Homing flights via the feeder. Ten SF bees (of 29 bees tested under similar conditions) performed their homing flights via the feeder. Flight paths 2 and 3 come from bees that were tested during the second study period; the other paths come from those tested during the first study period. Bees released at release site 2 are shown by flight paths 1–5, and those released at release site 3 are indicated by flight paths 6–10. The bee from flight path 4 landed at the feeder and flew to the hive after filling its crop. All bees were tested with the normal arrangement of tents under sunny weather conditions. Notice that the coordinates are centered to the hive in an attempt to represent the flight paths of both study periods in one figure.

Fig. 4.

A model of the vector map. During observatory flights (curved lines with arrows), bees establish multiple associations between landmarks and the respective return headings and distances to the hive (dotted lines A and F). In addition, SF bees learn the heading and distance between the hive (H) and the feeder (F_s) (double-headed arrow labeled trained vectors). After being released at the release site (R) and applying the information about heading and distance from the feeder to the hive stored in working memory, bees search for a while. When SF bees find themselves at a location () at which a particular heading and distance are retrieved (A), they may either follow this information and return to the hive or switch their motivation and aim for the feeder.

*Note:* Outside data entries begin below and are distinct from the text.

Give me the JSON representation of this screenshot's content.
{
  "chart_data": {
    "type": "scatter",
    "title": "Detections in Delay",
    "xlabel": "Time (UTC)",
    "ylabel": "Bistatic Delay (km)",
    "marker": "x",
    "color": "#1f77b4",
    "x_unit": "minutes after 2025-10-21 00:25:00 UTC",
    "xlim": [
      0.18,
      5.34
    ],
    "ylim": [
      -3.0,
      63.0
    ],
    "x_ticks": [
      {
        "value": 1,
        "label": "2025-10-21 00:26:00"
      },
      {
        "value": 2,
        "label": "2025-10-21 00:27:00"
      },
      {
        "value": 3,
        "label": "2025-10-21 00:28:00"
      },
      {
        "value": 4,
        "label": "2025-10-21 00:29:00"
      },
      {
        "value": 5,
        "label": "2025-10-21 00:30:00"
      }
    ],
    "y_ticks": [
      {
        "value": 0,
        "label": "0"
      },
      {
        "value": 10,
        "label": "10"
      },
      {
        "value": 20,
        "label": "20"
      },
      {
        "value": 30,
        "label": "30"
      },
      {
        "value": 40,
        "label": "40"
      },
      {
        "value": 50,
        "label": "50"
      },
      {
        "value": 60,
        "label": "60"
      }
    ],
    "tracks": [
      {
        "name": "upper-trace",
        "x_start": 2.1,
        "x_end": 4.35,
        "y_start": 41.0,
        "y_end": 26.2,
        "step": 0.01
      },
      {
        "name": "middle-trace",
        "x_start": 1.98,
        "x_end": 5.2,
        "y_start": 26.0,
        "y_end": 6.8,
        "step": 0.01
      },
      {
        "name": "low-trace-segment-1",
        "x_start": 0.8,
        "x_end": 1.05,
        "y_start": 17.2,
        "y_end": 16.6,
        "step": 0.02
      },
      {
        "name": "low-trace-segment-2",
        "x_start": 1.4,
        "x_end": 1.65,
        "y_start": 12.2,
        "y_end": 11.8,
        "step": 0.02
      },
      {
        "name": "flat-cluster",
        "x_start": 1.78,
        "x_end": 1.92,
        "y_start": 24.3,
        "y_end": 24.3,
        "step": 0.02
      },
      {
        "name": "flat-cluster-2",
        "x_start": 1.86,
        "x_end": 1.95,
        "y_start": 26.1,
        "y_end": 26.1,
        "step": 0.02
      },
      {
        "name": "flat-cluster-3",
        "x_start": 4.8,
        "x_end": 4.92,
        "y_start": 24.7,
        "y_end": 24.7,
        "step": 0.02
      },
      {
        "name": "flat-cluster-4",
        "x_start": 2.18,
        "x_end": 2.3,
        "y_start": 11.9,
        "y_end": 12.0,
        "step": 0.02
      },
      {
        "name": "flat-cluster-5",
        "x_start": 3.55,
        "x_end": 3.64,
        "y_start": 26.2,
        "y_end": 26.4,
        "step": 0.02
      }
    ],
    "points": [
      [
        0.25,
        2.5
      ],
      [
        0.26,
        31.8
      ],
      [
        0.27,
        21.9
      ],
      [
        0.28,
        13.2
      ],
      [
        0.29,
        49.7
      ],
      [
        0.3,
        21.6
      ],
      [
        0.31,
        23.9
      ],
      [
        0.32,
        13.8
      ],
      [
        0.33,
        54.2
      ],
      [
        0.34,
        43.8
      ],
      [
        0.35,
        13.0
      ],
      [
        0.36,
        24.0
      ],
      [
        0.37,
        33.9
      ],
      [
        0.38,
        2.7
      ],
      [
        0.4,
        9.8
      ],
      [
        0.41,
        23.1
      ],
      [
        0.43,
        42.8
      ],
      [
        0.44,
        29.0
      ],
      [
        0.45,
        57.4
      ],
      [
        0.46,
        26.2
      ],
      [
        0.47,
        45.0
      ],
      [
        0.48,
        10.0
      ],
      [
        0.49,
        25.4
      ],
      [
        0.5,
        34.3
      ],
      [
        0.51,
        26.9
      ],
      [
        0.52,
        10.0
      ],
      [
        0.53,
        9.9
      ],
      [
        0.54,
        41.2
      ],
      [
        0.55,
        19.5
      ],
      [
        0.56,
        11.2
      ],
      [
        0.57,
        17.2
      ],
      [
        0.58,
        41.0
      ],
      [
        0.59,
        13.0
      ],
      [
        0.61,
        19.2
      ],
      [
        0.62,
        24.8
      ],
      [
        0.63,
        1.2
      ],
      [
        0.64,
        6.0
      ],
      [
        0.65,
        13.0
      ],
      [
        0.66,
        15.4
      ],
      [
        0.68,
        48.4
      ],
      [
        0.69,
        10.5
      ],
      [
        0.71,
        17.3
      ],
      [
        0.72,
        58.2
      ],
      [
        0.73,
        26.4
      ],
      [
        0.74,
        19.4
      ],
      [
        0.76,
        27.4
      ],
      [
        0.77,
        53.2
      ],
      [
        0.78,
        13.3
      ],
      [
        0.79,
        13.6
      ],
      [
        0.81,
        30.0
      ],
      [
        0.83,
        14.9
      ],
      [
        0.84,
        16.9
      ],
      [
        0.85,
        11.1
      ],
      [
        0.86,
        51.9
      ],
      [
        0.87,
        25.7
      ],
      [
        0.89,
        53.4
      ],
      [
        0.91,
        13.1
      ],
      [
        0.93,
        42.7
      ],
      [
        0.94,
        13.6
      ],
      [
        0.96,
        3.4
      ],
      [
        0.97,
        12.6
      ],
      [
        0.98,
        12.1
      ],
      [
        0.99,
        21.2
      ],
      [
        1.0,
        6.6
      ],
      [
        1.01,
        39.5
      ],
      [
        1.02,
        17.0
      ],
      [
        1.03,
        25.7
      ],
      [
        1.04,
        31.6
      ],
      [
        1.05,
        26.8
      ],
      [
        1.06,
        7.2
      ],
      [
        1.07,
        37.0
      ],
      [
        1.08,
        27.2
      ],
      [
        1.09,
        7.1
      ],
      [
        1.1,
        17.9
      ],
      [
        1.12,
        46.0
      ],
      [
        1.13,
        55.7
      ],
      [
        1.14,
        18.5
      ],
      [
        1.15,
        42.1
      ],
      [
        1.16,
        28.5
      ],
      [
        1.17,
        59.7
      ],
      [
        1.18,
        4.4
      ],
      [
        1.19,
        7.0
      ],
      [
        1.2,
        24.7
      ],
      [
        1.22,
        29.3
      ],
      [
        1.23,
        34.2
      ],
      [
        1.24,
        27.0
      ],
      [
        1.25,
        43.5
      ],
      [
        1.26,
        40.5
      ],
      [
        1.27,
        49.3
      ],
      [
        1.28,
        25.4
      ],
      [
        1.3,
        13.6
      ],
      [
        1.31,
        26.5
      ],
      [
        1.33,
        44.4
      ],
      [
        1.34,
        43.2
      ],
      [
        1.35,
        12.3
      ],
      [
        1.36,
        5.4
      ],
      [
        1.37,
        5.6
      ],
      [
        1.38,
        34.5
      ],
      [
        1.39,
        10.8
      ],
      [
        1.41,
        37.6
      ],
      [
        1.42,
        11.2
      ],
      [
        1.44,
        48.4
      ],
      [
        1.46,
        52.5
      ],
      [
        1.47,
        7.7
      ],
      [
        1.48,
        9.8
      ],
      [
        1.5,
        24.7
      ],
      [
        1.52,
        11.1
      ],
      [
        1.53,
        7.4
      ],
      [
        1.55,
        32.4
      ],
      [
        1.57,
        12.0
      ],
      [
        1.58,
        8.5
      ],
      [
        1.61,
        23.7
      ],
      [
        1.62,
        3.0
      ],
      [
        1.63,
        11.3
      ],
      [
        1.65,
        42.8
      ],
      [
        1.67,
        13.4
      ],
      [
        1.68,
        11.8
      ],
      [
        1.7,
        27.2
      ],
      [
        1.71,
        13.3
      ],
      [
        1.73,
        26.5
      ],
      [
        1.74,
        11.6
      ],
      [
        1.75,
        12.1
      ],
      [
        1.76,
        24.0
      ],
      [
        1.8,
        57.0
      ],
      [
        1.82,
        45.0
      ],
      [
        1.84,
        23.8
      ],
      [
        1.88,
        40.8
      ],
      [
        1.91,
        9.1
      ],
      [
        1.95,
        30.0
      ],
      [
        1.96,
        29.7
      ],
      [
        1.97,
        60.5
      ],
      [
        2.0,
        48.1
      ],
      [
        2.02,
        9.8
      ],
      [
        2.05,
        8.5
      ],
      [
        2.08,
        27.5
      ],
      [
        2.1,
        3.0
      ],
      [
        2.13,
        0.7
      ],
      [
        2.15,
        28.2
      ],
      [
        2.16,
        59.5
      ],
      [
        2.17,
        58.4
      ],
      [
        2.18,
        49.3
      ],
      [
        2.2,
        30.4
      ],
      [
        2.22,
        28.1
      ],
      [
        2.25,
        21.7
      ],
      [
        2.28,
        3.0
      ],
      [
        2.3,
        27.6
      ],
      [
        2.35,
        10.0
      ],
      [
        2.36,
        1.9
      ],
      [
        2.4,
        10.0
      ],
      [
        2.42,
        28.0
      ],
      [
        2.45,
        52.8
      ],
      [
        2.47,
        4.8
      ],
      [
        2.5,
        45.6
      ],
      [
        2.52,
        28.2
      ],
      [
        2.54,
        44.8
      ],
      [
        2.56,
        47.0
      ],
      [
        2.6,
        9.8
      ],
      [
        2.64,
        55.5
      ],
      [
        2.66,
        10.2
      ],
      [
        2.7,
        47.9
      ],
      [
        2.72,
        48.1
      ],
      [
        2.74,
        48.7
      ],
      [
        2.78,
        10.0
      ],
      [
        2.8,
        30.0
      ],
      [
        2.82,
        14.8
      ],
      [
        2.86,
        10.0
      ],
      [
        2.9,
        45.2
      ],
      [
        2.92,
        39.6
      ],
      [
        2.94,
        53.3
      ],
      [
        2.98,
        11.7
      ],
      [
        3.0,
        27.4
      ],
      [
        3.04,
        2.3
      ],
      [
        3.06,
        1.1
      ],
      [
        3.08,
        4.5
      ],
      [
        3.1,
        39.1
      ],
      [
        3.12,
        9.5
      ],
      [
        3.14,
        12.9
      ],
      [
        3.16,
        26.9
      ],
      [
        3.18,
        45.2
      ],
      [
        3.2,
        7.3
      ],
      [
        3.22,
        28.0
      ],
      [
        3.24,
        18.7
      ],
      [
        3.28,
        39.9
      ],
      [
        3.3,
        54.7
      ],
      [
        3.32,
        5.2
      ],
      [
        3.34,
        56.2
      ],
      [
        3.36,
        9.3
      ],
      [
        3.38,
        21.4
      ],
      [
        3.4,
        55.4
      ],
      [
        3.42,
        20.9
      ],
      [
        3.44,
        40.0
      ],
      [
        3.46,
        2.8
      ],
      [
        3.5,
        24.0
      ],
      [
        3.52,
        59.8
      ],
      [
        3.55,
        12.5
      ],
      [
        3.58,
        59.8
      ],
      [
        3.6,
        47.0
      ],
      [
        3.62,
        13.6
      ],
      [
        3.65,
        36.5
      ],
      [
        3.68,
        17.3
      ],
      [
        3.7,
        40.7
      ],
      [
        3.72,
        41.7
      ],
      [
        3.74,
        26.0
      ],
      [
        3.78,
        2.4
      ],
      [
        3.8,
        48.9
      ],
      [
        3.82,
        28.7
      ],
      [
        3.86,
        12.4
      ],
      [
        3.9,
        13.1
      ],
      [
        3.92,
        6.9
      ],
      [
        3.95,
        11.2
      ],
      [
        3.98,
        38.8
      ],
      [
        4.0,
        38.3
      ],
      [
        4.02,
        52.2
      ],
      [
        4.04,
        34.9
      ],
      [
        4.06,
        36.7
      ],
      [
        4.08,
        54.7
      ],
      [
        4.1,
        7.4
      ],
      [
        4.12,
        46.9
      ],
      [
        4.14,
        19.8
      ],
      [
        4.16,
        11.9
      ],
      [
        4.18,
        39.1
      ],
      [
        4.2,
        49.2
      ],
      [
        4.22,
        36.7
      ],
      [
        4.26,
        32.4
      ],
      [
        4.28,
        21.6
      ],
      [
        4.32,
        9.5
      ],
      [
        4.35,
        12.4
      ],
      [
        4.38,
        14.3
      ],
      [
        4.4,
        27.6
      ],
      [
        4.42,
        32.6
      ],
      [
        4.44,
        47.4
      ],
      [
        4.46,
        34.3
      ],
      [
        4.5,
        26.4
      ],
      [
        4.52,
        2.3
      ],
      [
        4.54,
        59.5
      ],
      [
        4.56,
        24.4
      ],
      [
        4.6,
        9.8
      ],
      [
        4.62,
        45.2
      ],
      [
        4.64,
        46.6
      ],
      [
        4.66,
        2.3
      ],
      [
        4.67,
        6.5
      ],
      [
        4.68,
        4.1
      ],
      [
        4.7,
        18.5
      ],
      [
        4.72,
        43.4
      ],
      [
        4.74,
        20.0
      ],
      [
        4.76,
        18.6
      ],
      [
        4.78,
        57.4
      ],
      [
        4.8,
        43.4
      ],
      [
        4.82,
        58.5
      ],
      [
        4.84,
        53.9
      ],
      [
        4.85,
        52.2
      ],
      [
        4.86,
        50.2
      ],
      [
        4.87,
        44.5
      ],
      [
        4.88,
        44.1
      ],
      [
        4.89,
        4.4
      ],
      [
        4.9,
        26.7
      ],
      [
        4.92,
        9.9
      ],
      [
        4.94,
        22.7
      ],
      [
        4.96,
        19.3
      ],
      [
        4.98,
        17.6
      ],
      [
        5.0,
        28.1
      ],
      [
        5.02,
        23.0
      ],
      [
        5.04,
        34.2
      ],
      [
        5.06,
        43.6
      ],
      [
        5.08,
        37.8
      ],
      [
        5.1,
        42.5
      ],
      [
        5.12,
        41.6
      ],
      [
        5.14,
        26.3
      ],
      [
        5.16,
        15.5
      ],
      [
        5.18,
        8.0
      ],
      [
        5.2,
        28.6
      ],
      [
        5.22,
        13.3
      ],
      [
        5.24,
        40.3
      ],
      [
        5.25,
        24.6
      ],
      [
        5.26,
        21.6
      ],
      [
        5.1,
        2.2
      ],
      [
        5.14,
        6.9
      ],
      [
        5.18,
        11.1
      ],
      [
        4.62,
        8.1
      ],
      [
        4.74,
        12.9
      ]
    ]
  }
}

In such a situation they retrieve the vector components (heading and distance) of the outbound route flight from the hive-feeder to the feeder (C), which leads them to a new location (NL), or they perform some form of large-scale vector integration that leads them along a novel route to the feeder (B). At the novel location NL they may apply the same vector integration (D) or reach another known place (LRP) from which they go through the same procedure, use the associated flight parameters (F) to fly back to the hive directly or perform vector integration (G). However, our data also are consistent with the possibility that bees establish during orientation flights a relational map-like memory. In that case, they would localize themselves according to local landmarks and views, and they would choose a flight vector to the localizations of the hive or the feeder.